For simplicity, let's just forget about stack_or_mem, and assume stack
pointer with this extra mem_size.
I haven't written the code yet but the idea would be to limit writing
to [fp-N, fp-N+mem_size) through it.
A screening check before we pass through to the normal stack access
handling code.

>
> struct bpf_dynptr dptr;
> void *slice;
> union {
>     char buf[32];
>     void *map_value;
> } blah;
>
> bpf_dynptr_from_skb(..., &dptr);

At this point we mark dptr.

>
> slice = bpf_dynptr_slice_rdwr(&dptr, 0, &blah.buf, sizeof(blah.buf));
> if (!slice) return 0; /* whatever */
>

slice is PTR_TO_STACK w/ mem_size = 32.

We mark the bytes for buf as STACK_MISC at this point.

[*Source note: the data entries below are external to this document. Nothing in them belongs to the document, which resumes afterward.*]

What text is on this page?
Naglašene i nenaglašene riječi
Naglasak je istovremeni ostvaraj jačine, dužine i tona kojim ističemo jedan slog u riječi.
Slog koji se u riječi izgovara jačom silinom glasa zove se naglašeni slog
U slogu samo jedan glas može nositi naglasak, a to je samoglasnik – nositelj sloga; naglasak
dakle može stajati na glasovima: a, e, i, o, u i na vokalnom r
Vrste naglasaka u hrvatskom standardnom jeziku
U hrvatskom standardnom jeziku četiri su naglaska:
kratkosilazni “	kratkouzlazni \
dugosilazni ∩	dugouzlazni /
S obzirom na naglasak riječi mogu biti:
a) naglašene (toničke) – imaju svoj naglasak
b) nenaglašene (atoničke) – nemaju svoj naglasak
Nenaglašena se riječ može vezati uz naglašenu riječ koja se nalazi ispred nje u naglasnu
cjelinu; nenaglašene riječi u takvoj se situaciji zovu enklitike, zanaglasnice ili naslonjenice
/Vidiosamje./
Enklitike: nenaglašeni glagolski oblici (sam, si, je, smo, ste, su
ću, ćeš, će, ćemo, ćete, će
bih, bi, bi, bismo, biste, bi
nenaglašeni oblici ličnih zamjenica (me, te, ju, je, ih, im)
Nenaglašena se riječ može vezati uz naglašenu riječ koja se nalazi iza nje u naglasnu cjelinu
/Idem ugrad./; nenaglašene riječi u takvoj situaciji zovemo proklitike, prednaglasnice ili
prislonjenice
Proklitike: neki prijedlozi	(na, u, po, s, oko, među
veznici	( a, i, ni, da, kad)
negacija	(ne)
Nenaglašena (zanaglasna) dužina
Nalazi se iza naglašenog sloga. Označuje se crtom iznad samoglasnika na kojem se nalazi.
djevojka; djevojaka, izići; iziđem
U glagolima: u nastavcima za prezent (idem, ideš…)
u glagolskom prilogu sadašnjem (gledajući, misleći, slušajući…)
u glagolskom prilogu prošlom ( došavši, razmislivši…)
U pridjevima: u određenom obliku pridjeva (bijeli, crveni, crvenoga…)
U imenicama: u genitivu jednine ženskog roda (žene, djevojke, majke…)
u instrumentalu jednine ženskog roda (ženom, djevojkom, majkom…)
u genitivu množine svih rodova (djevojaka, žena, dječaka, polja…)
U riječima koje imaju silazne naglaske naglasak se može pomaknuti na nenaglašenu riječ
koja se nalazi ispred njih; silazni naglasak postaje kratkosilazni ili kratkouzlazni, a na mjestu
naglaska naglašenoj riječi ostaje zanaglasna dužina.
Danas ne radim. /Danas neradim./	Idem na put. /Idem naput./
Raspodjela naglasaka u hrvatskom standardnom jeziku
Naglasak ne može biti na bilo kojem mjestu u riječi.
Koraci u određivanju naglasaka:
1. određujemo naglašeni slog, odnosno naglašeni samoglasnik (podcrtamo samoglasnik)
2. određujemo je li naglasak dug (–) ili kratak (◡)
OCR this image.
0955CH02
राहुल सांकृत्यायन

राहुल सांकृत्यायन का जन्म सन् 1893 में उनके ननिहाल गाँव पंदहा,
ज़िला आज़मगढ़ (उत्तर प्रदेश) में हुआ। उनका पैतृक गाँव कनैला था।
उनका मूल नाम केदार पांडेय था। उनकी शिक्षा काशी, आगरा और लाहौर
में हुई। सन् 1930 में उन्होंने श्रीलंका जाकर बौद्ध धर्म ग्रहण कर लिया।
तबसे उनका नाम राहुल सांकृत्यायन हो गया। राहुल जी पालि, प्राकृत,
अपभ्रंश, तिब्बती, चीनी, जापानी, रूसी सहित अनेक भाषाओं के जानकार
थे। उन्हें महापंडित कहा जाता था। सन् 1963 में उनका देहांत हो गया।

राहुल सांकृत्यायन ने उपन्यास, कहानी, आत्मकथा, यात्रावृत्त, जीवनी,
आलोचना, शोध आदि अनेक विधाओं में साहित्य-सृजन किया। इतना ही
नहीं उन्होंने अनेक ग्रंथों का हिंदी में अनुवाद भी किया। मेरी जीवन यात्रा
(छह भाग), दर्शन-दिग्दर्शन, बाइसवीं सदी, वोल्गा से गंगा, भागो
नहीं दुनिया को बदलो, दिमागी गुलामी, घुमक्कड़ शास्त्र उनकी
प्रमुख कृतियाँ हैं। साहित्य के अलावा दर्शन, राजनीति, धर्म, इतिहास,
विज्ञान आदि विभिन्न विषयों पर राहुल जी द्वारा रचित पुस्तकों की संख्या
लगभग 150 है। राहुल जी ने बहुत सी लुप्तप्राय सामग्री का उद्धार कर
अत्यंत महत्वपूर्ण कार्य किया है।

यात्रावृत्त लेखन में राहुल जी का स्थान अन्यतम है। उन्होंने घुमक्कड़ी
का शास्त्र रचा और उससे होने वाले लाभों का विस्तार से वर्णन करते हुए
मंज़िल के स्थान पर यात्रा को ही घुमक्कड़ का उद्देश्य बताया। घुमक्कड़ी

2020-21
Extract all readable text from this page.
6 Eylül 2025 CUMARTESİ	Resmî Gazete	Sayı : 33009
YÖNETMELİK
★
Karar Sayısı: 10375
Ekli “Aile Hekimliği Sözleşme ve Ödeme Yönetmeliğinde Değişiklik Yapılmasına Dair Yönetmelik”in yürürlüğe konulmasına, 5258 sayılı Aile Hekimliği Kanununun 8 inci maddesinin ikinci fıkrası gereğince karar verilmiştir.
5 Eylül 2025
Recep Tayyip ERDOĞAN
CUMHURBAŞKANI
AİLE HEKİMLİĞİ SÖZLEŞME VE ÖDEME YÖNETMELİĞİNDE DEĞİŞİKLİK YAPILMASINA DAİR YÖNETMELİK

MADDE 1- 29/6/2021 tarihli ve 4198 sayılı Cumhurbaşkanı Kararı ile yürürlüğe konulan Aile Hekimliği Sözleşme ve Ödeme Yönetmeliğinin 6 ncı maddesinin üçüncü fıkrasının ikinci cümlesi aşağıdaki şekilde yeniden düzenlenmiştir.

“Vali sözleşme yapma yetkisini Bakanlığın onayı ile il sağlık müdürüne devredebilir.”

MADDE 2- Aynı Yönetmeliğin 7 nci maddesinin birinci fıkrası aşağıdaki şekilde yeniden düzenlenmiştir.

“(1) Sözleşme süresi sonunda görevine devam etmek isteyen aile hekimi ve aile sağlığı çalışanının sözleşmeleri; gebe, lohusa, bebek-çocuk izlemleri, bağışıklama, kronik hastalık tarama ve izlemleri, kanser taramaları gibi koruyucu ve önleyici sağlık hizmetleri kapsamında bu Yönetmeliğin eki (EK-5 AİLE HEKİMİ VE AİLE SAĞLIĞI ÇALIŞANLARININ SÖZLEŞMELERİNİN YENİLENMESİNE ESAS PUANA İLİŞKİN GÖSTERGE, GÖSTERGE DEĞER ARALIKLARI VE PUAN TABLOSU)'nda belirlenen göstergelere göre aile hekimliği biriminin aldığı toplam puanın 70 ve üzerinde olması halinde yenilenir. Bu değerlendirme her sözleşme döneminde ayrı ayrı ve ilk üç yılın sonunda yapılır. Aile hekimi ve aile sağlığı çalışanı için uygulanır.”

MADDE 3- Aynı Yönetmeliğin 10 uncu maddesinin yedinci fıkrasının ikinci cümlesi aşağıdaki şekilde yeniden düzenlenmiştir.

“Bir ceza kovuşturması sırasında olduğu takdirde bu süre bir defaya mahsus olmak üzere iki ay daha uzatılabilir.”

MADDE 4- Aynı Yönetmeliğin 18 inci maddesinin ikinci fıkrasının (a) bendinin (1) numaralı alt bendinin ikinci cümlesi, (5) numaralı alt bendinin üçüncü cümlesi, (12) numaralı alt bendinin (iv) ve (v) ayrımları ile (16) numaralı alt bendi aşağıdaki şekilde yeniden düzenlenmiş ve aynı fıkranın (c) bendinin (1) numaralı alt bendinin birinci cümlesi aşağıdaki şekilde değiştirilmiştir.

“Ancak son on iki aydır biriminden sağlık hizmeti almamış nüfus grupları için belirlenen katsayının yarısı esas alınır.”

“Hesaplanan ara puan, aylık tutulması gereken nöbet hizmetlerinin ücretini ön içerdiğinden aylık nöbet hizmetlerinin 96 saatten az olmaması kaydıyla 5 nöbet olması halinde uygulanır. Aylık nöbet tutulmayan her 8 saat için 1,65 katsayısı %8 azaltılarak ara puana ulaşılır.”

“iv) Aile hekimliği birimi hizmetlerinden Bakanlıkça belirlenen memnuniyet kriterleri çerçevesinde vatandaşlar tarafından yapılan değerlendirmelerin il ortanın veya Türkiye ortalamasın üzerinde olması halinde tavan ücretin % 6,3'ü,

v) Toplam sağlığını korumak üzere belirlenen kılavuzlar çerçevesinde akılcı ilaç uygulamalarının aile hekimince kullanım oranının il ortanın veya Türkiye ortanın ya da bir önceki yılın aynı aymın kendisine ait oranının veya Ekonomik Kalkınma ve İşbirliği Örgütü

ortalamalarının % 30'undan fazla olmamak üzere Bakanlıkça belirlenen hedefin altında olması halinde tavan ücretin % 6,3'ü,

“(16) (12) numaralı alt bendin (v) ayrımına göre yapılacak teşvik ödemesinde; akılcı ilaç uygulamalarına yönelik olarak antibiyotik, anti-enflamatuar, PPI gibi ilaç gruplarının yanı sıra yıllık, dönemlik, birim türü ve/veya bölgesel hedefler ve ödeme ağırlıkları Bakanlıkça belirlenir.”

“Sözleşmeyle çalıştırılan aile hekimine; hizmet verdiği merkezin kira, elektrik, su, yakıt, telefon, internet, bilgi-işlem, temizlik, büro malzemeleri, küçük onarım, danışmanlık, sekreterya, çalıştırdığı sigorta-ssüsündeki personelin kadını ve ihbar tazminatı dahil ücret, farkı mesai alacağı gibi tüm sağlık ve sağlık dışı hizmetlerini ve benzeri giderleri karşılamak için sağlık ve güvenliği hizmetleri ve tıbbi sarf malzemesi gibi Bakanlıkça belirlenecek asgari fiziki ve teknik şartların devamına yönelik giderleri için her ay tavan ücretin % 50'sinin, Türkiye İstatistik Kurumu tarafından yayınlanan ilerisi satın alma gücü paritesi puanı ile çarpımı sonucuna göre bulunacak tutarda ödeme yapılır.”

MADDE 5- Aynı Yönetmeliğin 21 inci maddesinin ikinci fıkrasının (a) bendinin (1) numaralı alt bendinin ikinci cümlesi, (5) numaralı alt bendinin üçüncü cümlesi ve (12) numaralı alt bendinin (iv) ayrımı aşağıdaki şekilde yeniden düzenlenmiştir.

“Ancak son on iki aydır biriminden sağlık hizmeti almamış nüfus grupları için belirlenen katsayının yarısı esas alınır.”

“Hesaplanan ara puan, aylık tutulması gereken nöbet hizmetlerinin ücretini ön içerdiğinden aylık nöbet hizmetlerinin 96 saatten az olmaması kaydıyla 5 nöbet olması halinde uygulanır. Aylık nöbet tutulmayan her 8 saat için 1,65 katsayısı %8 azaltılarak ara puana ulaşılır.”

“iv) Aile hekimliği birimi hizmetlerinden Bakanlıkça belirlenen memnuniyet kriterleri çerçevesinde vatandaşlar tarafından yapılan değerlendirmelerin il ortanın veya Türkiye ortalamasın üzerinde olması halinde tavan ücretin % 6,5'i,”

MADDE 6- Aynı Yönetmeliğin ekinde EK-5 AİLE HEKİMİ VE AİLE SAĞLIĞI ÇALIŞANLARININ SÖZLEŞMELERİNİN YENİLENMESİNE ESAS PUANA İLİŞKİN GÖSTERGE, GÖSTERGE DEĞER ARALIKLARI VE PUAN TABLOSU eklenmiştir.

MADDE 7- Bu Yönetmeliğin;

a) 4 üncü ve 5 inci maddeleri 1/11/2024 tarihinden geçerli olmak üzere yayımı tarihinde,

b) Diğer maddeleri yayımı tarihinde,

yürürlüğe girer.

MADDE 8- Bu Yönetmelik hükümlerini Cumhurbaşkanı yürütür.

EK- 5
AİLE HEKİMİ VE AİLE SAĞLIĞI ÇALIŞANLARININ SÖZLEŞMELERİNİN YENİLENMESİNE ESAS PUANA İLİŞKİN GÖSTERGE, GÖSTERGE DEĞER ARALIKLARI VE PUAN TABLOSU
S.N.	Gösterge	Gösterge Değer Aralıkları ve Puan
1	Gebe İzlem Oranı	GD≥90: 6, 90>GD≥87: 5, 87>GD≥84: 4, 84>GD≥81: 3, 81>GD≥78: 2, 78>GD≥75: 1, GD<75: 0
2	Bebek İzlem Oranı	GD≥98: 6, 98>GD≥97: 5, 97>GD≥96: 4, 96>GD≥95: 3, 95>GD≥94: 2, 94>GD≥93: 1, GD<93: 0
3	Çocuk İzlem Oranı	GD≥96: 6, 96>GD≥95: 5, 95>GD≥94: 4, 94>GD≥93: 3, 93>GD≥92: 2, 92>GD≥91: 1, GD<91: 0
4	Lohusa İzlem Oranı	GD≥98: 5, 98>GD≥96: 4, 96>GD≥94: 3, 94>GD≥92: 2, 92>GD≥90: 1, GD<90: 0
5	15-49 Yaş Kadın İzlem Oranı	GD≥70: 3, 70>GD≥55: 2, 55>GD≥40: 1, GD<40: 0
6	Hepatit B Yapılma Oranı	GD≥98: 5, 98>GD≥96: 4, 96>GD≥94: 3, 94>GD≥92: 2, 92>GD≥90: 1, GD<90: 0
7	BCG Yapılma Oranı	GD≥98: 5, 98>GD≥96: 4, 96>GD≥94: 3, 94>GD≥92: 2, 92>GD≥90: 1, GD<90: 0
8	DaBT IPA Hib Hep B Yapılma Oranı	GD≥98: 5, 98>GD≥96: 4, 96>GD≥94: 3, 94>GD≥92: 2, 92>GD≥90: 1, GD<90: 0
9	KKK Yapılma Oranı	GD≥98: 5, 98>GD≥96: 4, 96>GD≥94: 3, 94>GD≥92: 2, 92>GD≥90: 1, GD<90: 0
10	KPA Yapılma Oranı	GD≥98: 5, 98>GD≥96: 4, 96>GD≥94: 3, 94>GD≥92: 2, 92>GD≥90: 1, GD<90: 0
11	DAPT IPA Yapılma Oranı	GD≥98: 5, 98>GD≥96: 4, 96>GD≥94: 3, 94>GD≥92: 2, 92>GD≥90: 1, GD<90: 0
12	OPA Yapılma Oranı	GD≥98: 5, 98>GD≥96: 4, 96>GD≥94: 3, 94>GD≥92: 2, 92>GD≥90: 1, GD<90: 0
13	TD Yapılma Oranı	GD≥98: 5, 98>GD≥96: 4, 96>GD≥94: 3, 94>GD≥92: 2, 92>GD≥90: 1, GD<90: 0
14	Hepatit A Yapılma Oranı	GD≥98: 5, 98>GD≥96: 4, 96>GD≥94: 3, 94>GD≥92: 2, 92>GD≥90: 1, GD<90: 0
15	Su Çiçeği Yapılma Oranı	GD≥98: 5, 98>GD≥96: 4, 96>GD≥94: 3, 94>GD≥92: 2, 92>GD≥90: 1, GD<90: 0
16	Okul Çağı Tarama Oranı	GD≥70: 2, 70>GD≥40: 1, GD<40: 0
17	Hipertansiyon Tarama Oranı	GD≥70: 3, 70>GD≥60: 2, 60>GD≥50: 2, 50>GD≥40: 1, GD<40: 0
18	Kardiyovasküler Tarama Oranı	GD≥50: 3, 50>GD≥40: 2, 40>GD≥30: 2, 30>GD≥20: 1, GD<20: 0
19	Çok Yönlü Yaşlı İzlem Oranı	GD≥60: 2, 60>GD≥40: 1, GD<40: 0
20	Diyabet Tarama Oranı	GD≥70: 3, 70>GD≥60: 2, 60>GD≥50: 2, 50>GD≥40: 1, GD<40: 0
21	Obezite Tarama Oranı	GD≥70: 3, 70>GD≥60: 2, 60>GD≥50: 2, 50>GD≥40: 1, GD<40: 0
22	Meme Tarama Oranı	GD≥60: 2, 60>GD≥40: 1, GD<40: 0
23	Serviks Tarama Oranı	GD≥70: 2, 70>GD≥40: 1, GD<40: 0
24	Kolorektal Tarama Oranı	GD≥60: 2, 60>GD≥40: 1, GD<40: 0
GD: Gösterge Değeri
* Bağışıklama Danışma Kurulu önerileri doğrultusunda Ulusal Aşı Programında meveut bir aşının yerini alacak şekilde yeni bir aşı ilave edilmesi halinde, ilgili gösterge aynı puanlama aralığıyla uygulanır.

> /* now slice points to blah.{buf,map_value}, right? */
>
> map_value = bpf_map_lookup_elem(&some_map, ...);
> if (!map_value) return 0;

The 8-byte slot for map_value in these 32-bytes becomes map_value.
Rest remains misc.

>
> /* we shouldn't allow working with slice at this point */
> *(u64 *)slice = 0xdeadbeef; /* overwrite map_value */

And because slice is PTR_TO_STACK, we will notice the overwrite of map
value with scalar.

>
> *(u64 *)map_value = 123; /* BOOM */
>

So this would fail as deref of scalar.

Let me know if I missed something you were trying to point out.